My own personal collection of stories is sadly not uncommon in South Africa: I’ve been mugged twice, my home has been burgled, I have had to call the cops when my sister’s roommate called me from her closet to say that people had broken in to her house and she was hiding lest she be found. I have prayed for another friend’s elderly aunt and uncle who were beaten and raped in their home at night. I have a colleague whose daughter was murdered. I have a friend who lives in a home with the best security money can by in my mother’s neighborhood, and she has told me of the armed robbery in their home one evening just before dinner. I have heard more whispered stories of rape than I can bear. I have felt the desire to murder in response.
A friend of mine posted this status update on social media this past week: “So in the news this evening: woman employee raped while at work at Helen Joseph, woman raped by burglars at Stellenbosch res, woman raped by man wanted by police for 10 years, durban high school employs a known paedophile who continues his abuse at the school and four teenagers convicted of raping a 10 year old boy as part of a game. And that’s just tonight’s news.”

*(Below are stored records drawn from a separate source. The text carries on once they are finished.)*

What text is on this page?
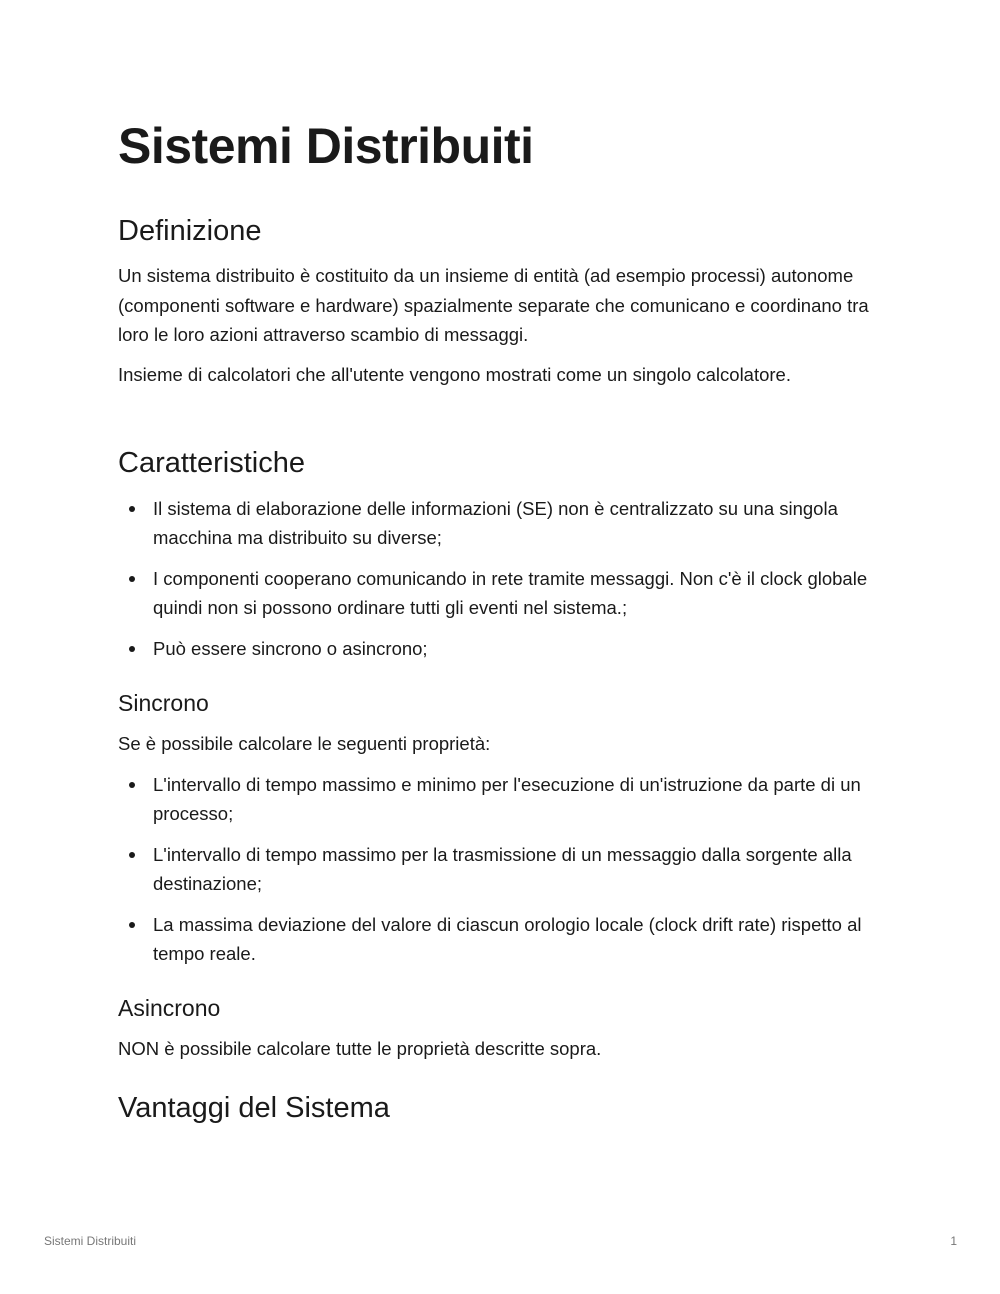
Sistemi Distribuiti
Definizione

Un sistema distribuito è costituito da un insieme di entità (ad esempio processi) autonome (componenti software e hardware) spazialmente separate che comunicano e coordinano tra loro le loro azioni attraverso scambio di messaggi.

Insieme di calcolatori che all'utente vengono mostrati come un singolo calcolatore.

Caratteristiche
Il sistema di elaborazione delle informazioni (SE) non è centralizzato su una singola macchina ma distribuito su diverse;
I componenti cooperano comunicando in rete tramite messaggi. Non c'è il clock globale quindi non si possono ordinare tutti gli eventi nel sistema.;
Può essere sincrono o asincrono;
Sincrono

Se è possibile calcolare le seguenti proprietà:

L'intervallo di tempo massimo e minimo per l'esecuzione di un'istruzione da parte di un processo;
L'intervallo di tempo massimo per la trasmissione di un messaggio dalla sorgente alla destinazione;
La massima deviazione del valore di ciascun orologio locale (clock drift rate) rispetto al tempo reale.
Asincrono

NON è possibile calcolare tutte le proprietà descritte sopra.

Vantaggi del Sistema
Sistemi Distribuiti	1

World out there: it’s not an unreasonable fear.
Is it plausible to argue that a South African in the middle of the night might fear there was someone in their house wishing them harm? It might be. It might be considered reasonable. In South Africa, perhaps more so than many, many places in the world, it may be enough to raise reasonable doubt as to why someone might respond to a nighttime threat with a gun.
And so, in the tragic case of Reeva Steenkamp and Oscar Pistorius, as much as I also long for justice to be fully realized, I also want to show support for the limits of what the judge could do. For to convict of murder, there needed to be proof of murderous intention, and the proof needed to be beyond reasonable doubt. Not just “he probably meant to kill her”. But “I am absolutely persuaded he intended to kill her, in particular.”
And given the context, and the fear that every single South African deals with – including the black, female judge who was called to weigh this matter, I am not surprised that the ruling was that there was a smidgen of reasonable doubt. Enough to find him guilty of killing her. Just not enough to find him guilty of doing so premeditatively.
And so, as the world awaits the sentence next month, I too am one hoping that he will be sentenced to the maximum jail time for his offense. And I take comfort in these things:
* He was found guilty
* He was found guilty of killing
* He was found culpably guilty of killing,
and, as a friend rightly pointed out, the most important thing of all is this:
* He still bears the lifelong burden of conscience and the need to be made right before God.
Just a few of my thoughts. For what it’s worth. (Since more than a few have asked for my once-upon-a-time-I-went-to-law-school-in-South-Africa opinion.) Holding my breath for sentencing day, and along with you all, hoping for justice.